Forum Replies Created

  • Alan Hatchett

    January 12, 2017 at 9:26 pm in reply to: Sharable Video Archive Solutions?

    I’d be really curious to hear any solutions to this as I have a similar situation.

  • Alan Hatchett

    January 24, 2009 at 10:22 pm in reply to: Audio being written to reference quicktime

    There are a few ways to tell its writing the audio to the file. First, it takes a few minutes to write the file. Second, the file is over 100MB. And third, and most clearly, if you open the file in Quicktime and go to Window->Show movie properties, you can select the Sound Track and go to the Resources tab on the bottom and see which files it is referencing. For the Video Track it lists all the raw capture files. For the audio, its only lists the exported file.

  • Alan Hatchett

    January 24, 2009 at 10:18 pm in reply to: Audio being written to reference quicktime

    Its not that its necessarily a problem. I just want to make sure that my audio isnt getting altered at all.

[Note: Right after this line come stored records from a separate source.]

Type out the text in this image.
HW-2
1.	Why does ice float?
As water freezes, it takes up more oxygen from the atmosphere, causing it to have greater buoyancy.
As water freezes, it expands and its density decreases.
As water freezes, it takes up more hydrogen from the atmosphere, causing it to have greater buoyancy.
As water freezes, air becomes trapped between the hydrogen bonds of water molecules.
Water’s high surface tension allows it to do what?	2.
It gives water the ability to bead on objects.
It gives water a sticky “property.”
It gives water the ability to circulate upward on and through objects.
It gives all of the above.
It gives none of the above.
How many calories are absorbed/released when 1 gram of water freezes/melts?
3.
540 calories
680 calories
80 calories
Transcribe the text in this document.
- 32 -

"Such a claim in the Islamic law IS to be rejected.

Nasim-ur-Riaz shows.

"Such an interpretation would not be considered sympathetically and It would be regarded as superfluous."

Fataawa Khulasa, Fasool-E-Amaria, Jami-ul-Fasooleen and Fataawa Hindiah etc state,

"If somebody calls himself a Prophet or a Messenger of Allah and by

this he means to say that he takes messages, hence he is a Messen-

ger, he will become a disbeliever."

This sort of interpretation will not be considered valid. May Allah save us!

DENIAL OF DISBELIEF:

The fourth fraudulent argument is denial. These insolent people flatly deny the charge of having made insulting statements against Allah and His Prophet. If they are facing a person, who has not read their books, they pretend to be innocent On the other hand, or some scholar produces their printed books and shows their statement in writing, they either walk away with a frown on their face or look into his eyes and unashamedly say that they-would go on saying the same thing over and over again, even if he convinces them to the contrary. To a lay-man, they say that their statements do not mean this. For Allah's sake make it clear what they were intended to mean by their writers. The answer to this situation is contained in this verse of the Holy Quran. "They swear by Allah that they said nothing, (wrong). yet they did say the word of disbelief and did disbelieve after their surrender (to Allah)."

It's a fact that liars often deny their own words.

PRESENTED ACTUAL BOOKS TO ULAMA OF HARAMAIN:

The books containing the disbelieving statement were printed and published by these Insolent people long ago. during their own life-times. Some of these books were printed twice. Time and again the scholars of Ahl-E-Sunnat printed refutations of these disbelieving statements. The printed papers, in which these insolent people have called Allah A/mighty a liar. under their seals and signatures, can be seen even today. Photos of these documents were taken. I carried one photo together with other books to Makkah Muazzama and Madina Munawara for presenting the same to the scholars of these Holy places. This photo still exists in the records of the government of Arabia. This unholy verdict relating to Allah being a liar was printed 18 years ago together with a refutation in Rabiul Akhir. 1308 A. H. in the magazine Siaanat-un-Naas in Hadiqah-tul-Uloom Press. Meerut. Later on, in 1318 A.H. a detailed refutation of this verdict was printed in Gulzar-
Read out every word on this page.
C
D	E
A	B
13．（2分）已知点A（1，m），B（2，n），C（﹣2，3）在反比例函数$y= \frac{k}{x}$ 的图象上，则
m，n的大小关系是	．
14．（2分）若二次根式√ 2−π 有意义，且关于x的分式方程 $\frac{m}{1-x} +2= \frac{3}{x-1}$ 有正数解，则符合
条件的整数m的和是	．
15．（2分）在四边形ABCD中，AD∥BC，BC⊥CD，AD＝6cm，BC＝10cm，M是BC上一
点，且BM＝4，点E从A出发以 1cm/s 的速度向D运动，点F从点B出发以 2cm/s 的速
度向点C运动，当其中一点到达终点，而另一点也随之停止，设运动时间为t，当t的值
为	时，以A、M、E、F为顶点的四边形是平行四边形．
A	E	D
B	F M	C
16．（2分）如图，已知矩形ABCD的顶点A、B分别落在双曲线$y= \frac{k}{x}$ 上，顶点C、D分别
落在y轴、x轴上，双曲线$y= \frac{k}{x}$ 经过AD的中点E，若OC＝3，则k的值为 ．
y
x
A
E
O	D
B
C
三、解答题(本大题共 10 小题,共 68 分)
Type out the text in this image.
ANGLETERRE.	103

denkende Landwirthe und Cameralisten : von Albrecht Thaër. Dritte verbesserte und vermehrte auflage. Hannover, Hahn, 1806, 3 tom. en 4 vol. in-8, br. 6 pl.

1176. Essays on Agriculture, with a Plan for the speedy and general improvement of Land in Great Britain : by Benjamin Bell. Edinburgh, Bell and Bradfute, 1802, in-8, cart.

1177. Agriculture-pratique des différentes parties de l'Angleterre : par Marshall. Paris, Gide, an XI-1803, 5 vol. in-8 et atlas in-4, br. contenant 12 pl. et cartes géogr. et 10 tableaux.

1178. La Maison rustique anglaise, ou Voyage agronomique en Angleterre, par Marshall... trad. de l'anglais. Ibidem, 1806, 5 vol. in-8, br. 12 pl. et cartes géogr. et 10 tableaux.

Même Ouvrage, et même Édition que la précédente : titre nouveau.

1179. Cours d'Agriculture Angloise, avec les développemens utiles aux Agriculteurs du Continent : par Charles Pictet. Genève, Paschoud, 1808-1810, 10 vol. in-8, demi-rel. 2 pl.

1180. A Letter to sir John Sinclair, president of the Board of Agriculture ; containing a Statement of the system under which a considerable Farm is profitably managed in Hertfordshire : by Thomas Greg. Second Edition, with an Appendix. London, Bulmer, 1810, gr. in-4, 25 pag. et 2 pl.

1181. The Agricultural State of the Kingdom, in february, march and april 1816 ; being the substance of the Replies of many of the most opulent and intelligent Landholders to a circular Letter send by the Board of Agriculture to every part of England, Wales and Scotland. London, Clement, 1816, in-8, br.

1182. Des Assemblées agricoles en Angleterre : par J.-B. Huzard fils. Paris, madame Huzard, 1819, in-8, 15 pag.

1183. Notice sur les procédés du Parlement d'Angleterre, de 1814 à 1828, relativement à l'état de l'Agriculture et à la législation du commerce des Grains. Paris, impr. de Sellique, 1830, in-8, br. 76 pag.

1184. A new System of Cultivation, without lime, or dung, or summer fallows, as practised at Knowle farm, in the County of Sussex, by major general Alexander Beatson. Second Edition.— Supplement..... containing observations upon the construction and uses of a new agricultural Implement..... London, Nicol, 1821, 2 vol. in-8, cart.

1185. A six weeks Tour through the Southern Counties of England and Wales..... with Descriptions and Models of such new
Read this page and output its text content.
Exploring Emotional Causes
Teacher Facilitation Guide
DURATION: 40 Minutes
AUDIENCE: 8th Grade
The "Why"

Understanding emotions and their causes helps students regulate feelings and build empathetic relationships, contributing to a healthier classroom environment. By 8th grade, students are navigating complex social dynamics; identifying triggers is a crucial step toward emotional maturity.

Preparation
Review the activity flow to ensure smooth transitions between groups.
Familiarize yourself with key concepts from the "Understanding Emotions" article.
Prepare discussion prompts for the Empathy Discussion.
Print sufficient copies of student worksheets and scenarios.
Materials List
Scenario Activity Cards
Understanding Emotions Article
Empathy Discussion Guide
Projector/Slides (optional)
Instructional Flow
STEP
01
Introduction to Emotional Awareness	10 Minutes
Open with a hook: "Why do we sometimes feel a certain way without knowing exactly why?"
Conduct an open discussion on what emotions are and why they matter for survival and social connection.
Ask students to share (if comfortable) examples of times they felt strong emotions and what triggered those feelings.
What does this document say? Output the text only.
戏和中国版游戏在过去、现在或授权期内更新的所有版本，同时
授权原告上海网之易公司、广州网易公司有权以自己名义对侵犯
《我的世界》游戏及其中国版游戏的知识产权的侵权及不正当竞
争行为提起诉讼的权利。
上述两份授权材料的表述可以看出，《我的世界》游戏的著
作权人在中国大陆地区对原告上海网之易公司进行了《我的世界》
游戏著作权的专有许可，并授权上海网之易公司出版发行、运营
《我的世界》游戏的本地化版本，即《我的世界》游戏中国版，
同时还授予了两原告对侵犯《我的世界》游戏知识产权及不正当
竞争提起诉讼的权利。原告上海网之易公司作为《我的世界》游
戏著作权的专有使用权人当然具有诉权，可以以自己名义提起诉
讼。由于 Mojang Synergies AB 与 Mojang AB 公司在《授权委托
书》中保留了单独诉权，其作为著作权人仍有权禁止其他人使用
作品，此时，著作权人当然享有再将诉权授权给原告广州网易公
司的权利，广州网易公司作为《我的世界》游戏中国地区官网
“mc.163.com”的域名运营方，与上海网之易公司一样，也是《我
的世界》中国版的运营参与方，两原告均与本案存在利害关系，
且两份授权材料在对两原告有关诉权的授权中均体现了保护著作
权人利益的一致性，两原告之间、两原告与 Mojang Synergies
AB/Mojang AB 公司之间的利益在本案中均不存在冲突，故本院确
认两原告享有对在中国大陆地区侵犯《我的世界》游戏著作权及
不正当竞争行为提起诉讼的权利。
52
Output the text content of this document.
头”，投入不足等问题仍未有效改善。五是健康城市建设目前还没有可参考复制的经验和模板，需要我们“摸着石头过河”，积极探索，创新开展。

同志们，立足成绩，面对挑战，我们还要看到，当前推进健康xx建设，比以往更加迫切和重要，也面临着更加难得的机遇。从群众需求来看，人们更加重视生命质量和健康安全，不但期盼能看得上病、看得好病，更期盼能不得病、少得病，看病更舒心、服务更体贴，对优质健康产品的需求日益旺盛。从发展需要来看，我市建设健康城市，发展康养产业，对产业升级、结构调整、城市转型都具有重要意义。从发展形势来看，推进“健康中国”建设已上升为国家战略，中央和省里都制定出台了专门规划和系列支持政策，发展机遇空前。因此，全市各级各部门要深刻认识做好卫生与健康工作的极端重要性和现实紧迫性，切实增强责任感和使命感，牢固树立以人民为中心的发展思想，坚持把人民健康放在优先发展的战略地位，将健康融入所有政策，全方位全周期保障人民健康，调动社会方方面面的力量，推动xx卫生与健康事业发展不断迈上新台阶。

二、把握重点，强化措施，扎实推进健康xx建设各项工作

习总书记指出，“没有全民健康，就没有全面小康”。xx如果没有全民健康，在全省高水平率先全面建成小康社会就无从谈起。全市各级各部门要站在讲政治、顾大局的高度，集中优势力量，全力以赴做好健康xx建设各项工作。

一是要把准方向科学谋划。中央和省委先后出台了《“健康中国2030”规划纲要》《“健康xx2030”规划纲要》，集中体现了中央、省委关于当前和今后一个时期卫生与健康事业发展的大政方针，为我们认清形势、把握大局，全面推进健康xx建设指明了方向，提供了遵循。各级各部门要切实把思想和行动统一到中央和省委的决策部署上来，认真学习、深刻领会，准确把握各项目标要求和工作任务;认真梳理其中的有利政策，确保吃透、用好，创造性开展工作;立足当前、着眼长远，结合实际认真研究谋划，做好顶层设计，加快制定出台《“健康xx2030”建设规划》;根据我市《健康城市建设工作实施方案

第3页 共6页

I’m doing a multicam edit and the cameras got turned off and on so I lined them all up in a timeline and I’m then exporting each camera out, with black spaces when the camera was turned off so I’ll have one movie for each camera that is timed accurately for the multicam. I just want to be sure that the audio I’m editing with is the raw audio and hasnt been mixed down or altered in any way.

    In the back of my mind somewhere I have a memory of an older version of FInal Cut allowing audio references. And if you were to put two movies together inside quicktime and save it as a reference movie, it would work right. So I really dont understand why final cut does it this way. The way the video works is that it references the original video until an effect has been applied or a dissolve is added and then it embeded just that altered video into the Quicktime file. The audio could certainly act the same way.